Particles confined in arbitrary potentials with a class of finite-ranged interactions

TL;DR

This paper develops a large-N field theory for classical particles in one dimension with arbitrary external potentials and finite-range interactions, revealing distinct density behaviors across different interaction regimes and validating results with simulations.

Contribution

It introduces a novel large-N field theoretical framework for particles with finite-range interactions in arbitrary potentials, providing analytical density profiles across regimes.

Findings

Density profiles vary significantly across interaction regimes.

Interaction dominates for positive power-law exponents.
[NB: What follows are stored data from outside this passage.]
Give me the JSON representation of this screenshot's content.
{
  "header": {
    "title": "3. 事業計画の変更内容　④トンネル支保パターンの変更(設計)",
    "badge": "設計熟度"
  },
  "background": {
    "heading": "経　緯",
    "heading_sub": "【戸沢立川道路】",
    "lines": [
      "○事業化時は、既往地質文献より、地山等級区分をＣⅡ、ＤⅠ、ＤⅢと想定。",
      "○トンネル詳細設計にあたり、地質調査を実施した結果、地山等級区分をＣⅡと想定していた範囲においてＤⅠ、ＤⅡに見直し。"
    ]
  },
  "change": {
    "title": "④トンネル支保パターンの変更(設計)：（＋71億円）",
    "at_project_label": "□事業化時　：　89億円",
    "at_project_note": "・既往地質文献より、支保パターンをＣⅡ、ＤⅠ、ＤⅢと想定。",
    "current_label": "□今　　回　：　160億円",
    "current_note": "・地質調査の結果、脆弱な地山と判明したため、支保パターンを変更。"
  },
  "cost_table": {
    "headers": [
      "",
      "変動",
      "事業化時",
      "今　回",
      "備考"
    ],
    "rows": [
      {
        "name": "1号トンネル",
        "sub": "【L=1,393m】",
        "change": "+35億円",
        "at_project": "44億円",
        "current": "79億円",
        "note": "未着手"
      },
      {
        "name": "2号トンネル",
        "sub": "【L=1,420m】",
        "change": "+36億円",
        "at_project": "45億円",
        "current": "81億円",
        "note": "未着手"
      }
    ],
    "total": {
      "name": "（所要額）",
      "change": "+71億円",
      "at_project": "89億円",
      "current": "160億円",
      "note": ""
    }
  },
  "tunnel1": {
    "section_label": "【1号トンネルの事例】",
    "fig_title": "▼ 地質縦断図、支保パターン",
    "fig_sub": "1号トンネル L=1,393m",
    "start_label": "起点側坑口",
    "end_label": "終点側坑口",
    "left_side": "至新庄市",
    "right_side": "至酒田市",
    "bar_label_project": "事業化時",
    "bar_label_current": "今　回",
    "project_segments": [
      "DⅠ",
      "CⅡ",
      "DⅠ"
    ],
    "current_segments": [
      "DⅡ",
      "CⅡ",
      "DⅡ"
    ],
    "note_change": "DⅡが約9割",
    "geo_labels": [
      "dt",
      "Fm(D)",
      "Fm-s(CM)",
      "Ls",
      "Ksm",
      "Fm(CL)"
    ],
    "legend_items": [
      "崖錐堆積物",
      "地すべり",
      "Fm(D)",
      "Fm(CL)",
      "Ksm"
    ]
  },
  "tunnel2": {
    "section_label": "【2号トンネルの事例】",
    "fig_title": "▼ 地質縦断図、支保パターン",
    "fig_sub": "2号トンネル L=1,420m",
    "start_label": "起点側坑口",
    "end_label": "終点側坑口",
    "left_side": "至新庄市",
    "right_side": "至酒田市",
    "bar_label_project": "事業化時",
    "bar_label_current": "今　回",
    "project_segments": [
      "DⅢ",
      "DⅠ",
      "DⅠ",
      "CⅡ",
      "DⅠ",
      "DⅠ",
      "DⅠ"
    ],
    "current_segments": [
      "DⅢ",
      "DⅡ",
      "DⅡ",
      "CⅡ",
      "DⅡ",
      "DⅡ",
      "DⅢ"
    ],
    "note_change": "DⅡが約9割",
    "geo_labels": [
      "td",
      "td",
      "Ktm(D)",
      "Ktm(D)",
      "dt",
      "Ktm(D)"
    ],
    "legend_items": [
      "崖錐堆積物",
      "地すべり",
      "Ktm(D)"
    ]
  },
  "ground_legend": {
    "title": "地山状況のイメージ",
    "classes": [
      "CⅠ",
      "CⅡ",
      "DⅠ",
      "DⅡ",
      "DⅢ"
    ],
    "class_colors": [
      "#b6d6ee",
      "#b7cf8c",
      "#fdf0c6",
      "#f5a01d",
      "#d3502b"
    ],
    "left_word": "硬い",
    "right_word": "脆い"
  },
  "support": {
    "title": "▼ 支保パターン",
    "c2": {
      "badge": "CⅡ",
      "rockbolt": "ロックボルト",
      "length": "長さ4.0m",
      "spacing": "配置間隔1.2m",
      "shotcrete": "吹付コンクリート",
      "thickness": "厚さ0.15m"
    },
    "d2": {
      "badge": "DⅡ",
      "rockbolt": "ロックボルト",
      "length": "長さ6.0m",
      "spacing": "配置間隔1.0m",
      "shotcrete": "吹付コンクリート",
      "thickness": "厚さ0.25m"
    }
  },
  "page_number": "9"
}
Entropy dominates for negative power-law exponents.

Abstract

In this paper, we develop a large-$N$ field theory for a system of $N$ classical particles in one dimension at thermal equilibrium. The particles are confined by an arbitrary external potential, $V_\text{ex} (x)$, and repel each other via a class of pairwise interaction potentials $V_\text{int}(r)$ (where $r$ is distance between a pair of particles) such that $ V_\text{int} \sim |r|^{-k}$ when $r \to 0$. We consider the case where every particle is interacting with $d$ (finite range parameter) number of particles to its left and right. Due to the intricate interplay between external confinement, pairwise repulsion and entropy, the density exhibits markedly distinct behavior in three regimes $k>0$, $k \to 0$ and $k<0$. From this field theory, we compute analytically the average density profile for large $N$ in these regimes. We show that the contribution from interaction dominates the collective behaviour for $k > 0$ and the entropy contribution dominates for $k<0$, and both contributes equivalently in the $k\to 0$ limit (finite range log-gas). Given the fact that these family of systems are of broad relevance, our analytical findings are of paramount importance. These results are in excellent agreement with brute-force Monte-Carlo simulations.